I guess Cleveland's taxiways couldn't handle it either.  Actually
Youngstown's runway is two or three feet longer than Cleveland's longest.
But Cleveland has one major thing that Youngstown doesn't.  Airlines.

Al

----- Original Message -----
From: "David MR" <damiross2@xxxxxxxxxxx>
To: <AIRLINE@xxxxxxxxxxxxxxxxx>
Sent: Monday, November 10, 2003 10:22 PM
Subject: Re: World's largest plane lands at Hopkins Airport


> YNG can take dual tandem wheeled aircraft up to 600,000 pounds.
>
> Customs isn't available as stated.
> Here's what the YNG page (http://www.yngwrnair.com/services/customs.html)
> says about Customs:
>
> The Youngstown-Warren Regional Airport does not yet have U.S. Customs or
any
> other federal inspection services available at this time.
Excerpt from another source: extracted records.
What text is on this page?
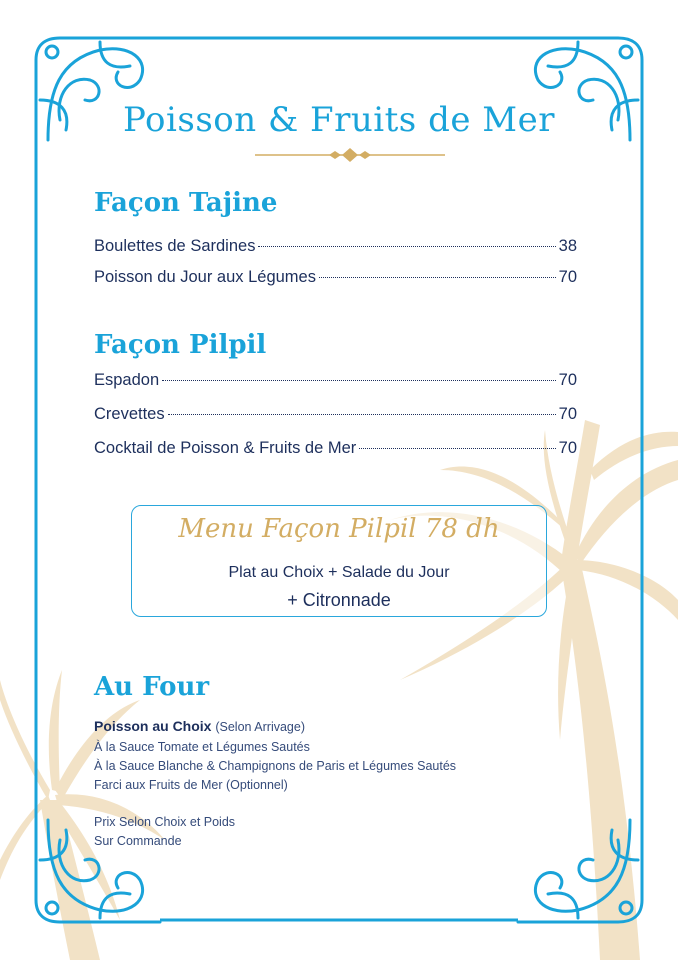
Poisson & Fruits de Mer
Façon Tajine
Boulettes de Sardines	38
Poisson du Jour aux Légumes	70
Façon Pilpil
Espadon	70
Crevettes	70
Cocktail de Poisson & Fruits de Mer	70
Menu Façon Pilpil 78 dh
Plat au Choix + Salade du Jour
+ Citronnade
Au Four
Poisson au Choix (Selon Arrivage)
À la Sauce Tomate et Légumes Sautés
À la Sauce Blanche & Champignons de Paris et Légumes Sautés
Farci aux Fruits de Mer (Optionnel)
Prix Selon Choix et Poids
Sur Commande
However, U.S.
> Customs can be made available at the airport on a permanent basis under an
> arrangement with the Western Reserve Port Authority if you are interested
in
> becoming a frequent user. The Port Authority has the capability to
exercise
> an agreement with U.S. Customs which can provide on-airport federal
> inspection services permanently on site. This would also include both
> Immigration and Department of Agriculture services. The Port Authority
would
> need about 90 days lead time to make these arrangements
> ----- Original Message -----
> From: "Alireza Alivandivafa" <DEmocrat2n@xxxxxxx>
> To: <AIRLINE@xxxxxxxxxxxxxxxxx>
> Sent: Monday, November 10, 2003 19:02
> Subject: Re: [AIRLINE] World's largest plane lands at Hopkins Airport
>
>
> > In a message dated 11/9/2003 8:09:00 PM Pacific Standard Time,
> > matthew.sheren@xxxxxxxxxxxxxx writes:
> >
> > << According to the article, the cargo was going to Austintown, which is
> >  near Youngstown.  If the big pieces were going to Youngstown, why not
> >  just fly into YNG, whose main runway is the same size as CLE's?  Also
> >  from the article
> >
> > Maybe CLE has the cargo facilities for whatever was coming and YNG not.
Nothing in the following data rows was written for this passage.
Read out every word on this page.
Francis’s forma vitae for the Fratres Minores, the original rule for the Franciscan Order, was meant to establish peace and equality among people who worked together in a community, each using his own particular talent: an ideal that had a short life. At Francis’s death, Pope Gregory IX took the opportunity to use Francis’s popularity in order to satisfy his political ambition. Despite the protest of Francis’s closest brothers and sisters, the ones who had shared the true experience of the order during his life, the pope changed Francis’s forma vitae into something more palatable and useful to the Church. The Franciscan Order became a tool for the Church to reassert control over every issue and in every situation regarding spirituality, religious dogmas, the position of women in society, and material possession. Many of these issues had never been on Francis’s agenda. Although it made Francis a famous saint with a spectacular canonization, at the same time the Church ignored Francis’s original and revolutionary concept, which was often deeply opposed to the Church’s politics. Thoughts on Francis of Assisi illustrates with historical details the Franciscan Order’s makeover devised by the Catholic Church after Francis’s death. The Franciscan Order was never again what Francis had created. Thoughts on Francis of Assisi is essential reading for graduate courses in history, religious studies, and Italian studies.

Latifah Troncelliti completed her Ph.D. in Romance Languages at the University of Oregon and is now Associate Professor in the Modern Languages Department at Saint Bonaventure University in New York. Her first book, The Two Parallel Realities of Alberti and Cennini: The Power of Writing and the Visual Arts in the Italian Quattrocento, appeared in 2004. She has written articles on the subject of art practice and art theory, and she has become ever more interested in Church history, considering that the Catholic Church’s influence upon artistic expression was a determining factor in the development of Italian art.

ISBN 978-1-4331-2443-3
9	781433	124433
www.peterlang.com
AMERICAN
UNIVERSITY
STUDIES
> > Also, CLE probably has more customs officers than YNG.  Finally, YNG's
> taxiways
> > are the most likely culprit, as that thing needs a hell of a lot to taxi
> into
> > position.  Runways are not the only part of the infrastructure that
would
> be
> > strained by the Mirya.
> >
> >   >Other fun facts: The plane has two huge ridges between the wings,
> >  effectively a luggage rack like the >ones a lot of Third World buses
> >  have. Also, it has to go where it goes on one 200,000-gallon tank of
> >   >fuel. It cannot be refueled in the air, which remains oddly
> >  reassuring, because this is a former Soviet  >aircraft and who knows
> >  just how former.
> >  Yeah, but that "luggage" was supposed to be Buran.  It doesn't hold
> >  anything otherwise.  And who cares if it can't be refuelled in the air?
> >   It can always do things like, uh, land and pick up more fuel.  There's
> >  also something about AF1 being a "stretch 747," which is a quote from
> >  the Airport Commissioner >>
> >
> > Well, considering that any 744 is bigger than the 742s that often serve
as
> > AF1, they must be "super stretch."  You are right about the land and get
> more
> > fuel thing.  The damn thing is a heavy lift cargo plane, it is not made
to
> > attack anyone.  It needs a lot of space and is not going to be dropping
> tanks on
> > anyone, a la C-130 any time soon.